VLOOKUP is more than a spreadsheet function; it's how you become a workplace hero. When you have two spreadsheets with different, but related sets of data like a list of customer addresses and a separate list of customer purchases, you can combine the data into one sheet. It's not hard to learn how to create a VLOOKUP formula, but most of your coworkers probably don't have this knowledge (and you don't have to tell them).
Over the years, I've used VLOOKUP to remain indispensible at all of my jobs in web publishing, because we often have a list of article URLs we want to track and then a giant CSV of all traffic data by page from Google Analytics. Here's how to use VLOOKUP in Microsoft Excel or Google Sheets. While the screenshots here are from Excel, the process works exactly the same way in Sheets.
1. Put both sheets into the same file, but in separate tabs. If you have the data you want to combine in separate files, create a new tab in one of them and copy over the data from the other.
For example, I started with a list of articles we wrote at Computex then downloaded a spreadsheet with traffic data from Google, which I moved over to a tab on the first sheet (numbers here are fake).
2. Navigate to the tab where you want to import the numbers and click into the first cell where you want them to appear.

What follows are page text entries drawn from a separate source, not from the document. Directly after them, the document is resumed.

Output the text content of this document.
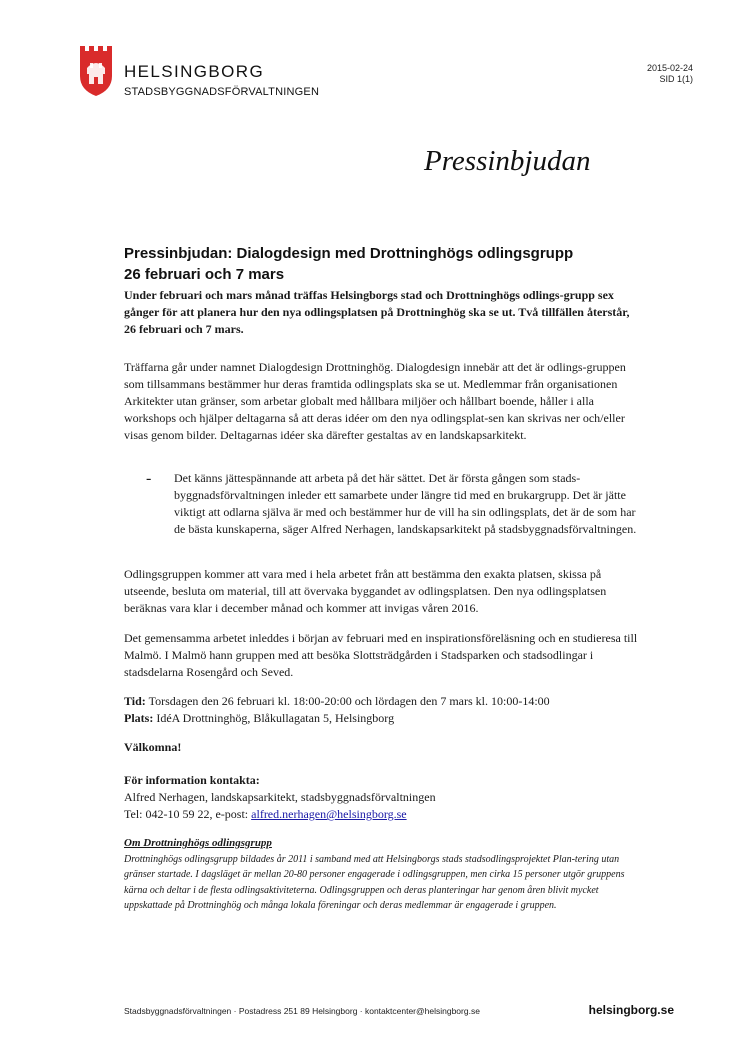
HELSINGBORG
STADSBYGGNADSFÖRVALTNINGEN
2015-02-24
SID 1(1)
Pressinbjudan
Pressinbjudan: Dialogdesign med Drottninghögs odlingsgrupp
26 februari och 7 mars

Under februari och mars månad träffas Helsingborgs stad och Drottninghögs odlings-grupp sex gånger för att planera hur den nya odlingsplatsen på Drottninghög ska se ut. Två tillfällen återstår, 26 februari och 7 mars.

Träffarna går under namnet Dialogdesign Drottninghög. Dialogdesign innebär att det är odlings-gruppen som tillsammans bestämmer hur deras framtida odlingsplats ska se ut. Medlemmar från organisationen Arkitekter utan gränser, som arbetar globalt med hållbara miljöer och hållbart boende, håller i alla workshops och hjälper deltagarna så att deras idéer om den nya odlingsplat-sen kan skrivas ner och/eller visas genom bilder. Deltagarnas idéer ska därefter gestaltas av en landskapsarkitekt.

- Det känns jättespännande att arbeta på det här sättet. Det är första gången som stads-byggnadsförvaltningen inleder ett samarbete under längre tid med en brukargrupp. Det är jätte viktigt att odlarna själva är med och bestämmer hur de vill ha sin odlingsplats, det är de som har de bästa kunskaperna, säger Alfred Nerhagen, landskapsarkitekt på stadsbyggnadsförvaltningen.

Odlingsgruppen kommer att vara med i hela arbetet från att bestämma den exakta platsen, skissa på utseende, besluta om material, till att övervaka byggandet av odlingsplatsen. Den nya odlingsplatsen beräknas vara klar i december månad och kommer att invigas våren 2016.

Det gemensamma arbetet inleddes i början av februari med en inspirationsföreläsning och en studieresa till Malmö. I Malmö hann gruppen med att besöka Slottsträdgården i Stadsparken och stadsodlingar i stadsdelarna Rosengård och Seved.

Tid: Torsdagen den 26 februari kl. 18:00-20:00 och lördagen den 7 mars kl. 10:00-14:00
Plats: IdéA Drottninghög, Blåkullagatan 5, Helsingborg
Välkomna!
För information kontakta:
Alfred Nerhagen, landskapsarkitekt, stadsbyggnadsförvaltningen
Tel: 042-10 59 22, e-post: alfred.nerhagen@helsingborg.se
Om Drottninghögs odlingsgrupp
Drottninghögs odlingsgrupp bildades år 2011 i samband med att Helsingborgs stads stadsodlingsprojektet Plan-tering utan gränser startade. I dagsläget är mellan 20-80 personer engagerade i odlingsgruppen, men cirka 15 personer utgör gruppens kärna och deltar i de flesta odlingsaktiviteterna. Odlingsgruppen och deras planteringar har genom åren blivit mycket uppskattade på Drottninghög och många lokala föreningar och deras medlemmar är engagerade i gruppen.
Stadsbyggnadsförvaltningen · Postadress 251 89 Helsingborg · kontaktcenter@helsingborg.se	helsingborg.se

In my case, it was the tab with the list of Computex articles.
3. Type =VLOOKUP( then enter the cell number for the field you want to match followed by a comma. Since the article URL is the common field in my case, I'm selecting cell A2.
4. Select all the cells that contain data you want to import on the other tab. I recommend selecting the entire columns. Excel or Sheets will fill in the tab name and cell range (ex: 'All Traffic'!A:E).

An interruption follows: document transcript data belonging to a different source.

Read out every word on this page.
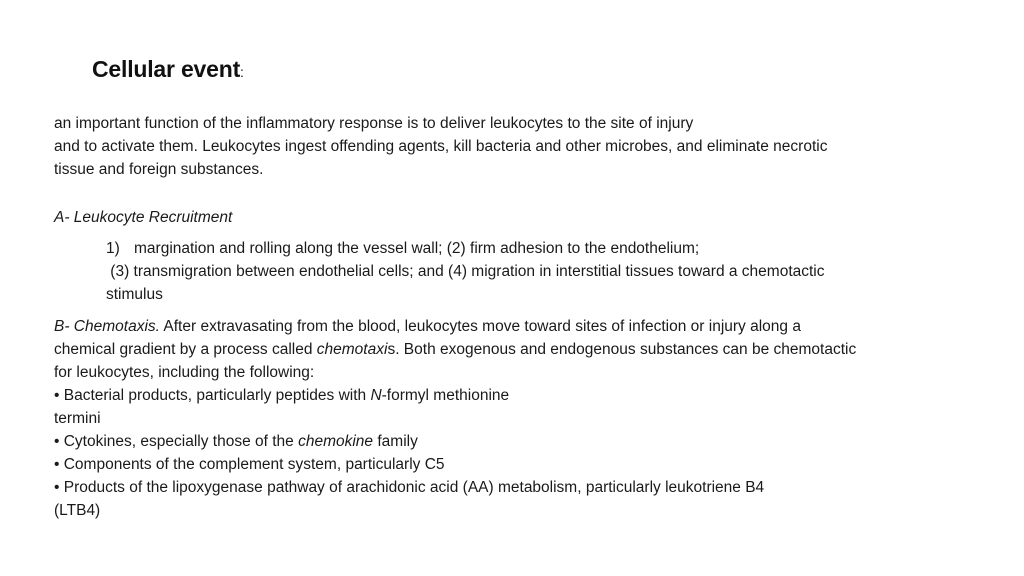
Cellular event:
an important function of the inflammatory response is to deliver leukocytes to the site of injury
and to activate them. Leukocytes ingest offending agents, kill bacteria and other microbes, and eliminate necrotic
tissue and foreign substances.
A- Leukocyte Recruitment
1) margination and rolling along the vessel wall; (2) firm adhesion to the endothelium;
(3) transmigration between endothelial cells; and (4) migration in interstitial tissues toward a chemotactic
stimulus
B- Chemotaxis. After extravasating from the blood, leukocytes move toward sites of infection or injury along a
chemical gradient by a process called chemotaxis. Both exogenous and endogenous substances can be chemotactic
for leukocytes, including the following:
• Bacterial products, particularly peptides with N-formyl methionine
termini
• Cytokines, especially those of the chemokine family
• Components of the complement system, particularly C5
• Products of the lipoxygenase pathway of arachidonic acid (AA) metabolism, particularly leukotriene B4
(LTB4)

5. Highlight the cell range in the formula and hit F4. The application will put dollar signs on the cell range to signify that these are absolute addresses, which means that you won't need to redo this part of the formula if you paste it into another cell.
6. After inserting a comma, enter the column number of the data you want to copy over to the primary sheet. In our case, the Page Views column we want to copy is second from the left (column B), so it is number 2. Note that the column number you need is the one from the data sheet, not the primary sheet.

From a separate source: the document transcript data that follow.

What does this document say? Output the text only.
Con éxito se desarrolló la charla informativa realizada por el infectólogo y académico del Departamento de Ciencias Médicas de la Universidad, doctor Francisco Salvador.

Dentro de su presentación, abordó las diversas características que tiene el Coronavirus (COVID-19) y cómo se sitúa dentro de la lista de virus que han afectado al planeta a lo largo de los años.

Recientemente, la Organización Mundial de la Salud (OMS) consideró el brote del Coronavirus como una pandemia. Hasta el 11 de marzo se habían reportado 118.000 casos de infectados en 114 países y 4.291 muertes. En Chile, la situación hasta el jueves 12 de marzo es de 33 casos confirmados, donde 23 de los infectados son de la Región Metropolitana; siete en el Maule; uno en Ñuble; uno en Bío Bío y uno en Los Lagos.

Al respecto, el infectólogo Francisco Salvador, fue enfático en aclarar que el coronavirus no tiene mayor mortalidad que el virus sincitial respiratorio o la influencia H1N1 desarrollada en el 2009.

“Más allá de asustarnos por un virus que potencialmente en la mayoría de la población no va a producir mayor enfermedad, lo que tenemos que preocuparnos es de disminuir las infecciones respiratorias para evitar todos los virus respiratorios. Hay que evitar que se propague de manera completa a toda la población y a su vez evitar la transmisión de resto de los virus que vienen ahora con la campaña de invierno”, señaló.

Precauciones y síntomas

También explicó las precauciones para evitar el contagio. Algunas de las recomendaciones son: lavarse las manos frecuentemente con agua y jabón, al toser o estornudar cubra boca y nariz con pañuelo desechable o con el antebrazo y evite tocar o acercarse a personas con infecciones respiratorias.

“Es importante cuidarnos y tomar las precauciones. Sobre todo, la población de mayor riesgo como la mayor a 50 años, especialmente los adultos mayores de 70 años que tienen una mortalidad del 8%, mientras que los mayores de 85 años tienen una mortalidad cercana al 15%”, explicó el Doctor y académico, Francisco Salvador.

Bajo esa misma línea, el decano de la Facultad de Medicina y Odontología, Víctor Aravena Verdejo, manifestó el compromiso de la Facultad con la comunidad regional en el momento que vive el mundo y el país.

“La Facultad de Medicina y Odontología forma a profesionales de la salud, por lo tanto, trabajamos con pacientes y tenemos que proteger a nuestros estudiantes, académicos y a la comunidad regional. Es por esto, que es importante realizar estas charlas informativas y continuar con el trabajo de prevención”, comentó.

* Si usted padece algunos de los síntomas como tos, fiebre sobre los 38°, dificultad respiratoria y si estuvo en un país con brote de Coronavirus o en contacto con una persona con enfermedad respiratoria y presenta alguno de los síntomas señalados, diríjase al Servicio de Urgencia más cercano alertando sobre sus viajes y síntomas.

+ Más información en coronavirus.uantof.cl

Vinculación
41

7. Enter comma followed by the word FALSE and then a close parenthesis. Entering FALSE ensures that VLOOKUP accepts only an exact match. That's your complete formula.
8. Copy and paste the formula down the entire column.
If you want to import other columns, copy the formula over to a cell in another column, but be sure to change the destination cell (in our case, from 2 to 3 or 4) and keep the matching cell at what it was (A2 in our case).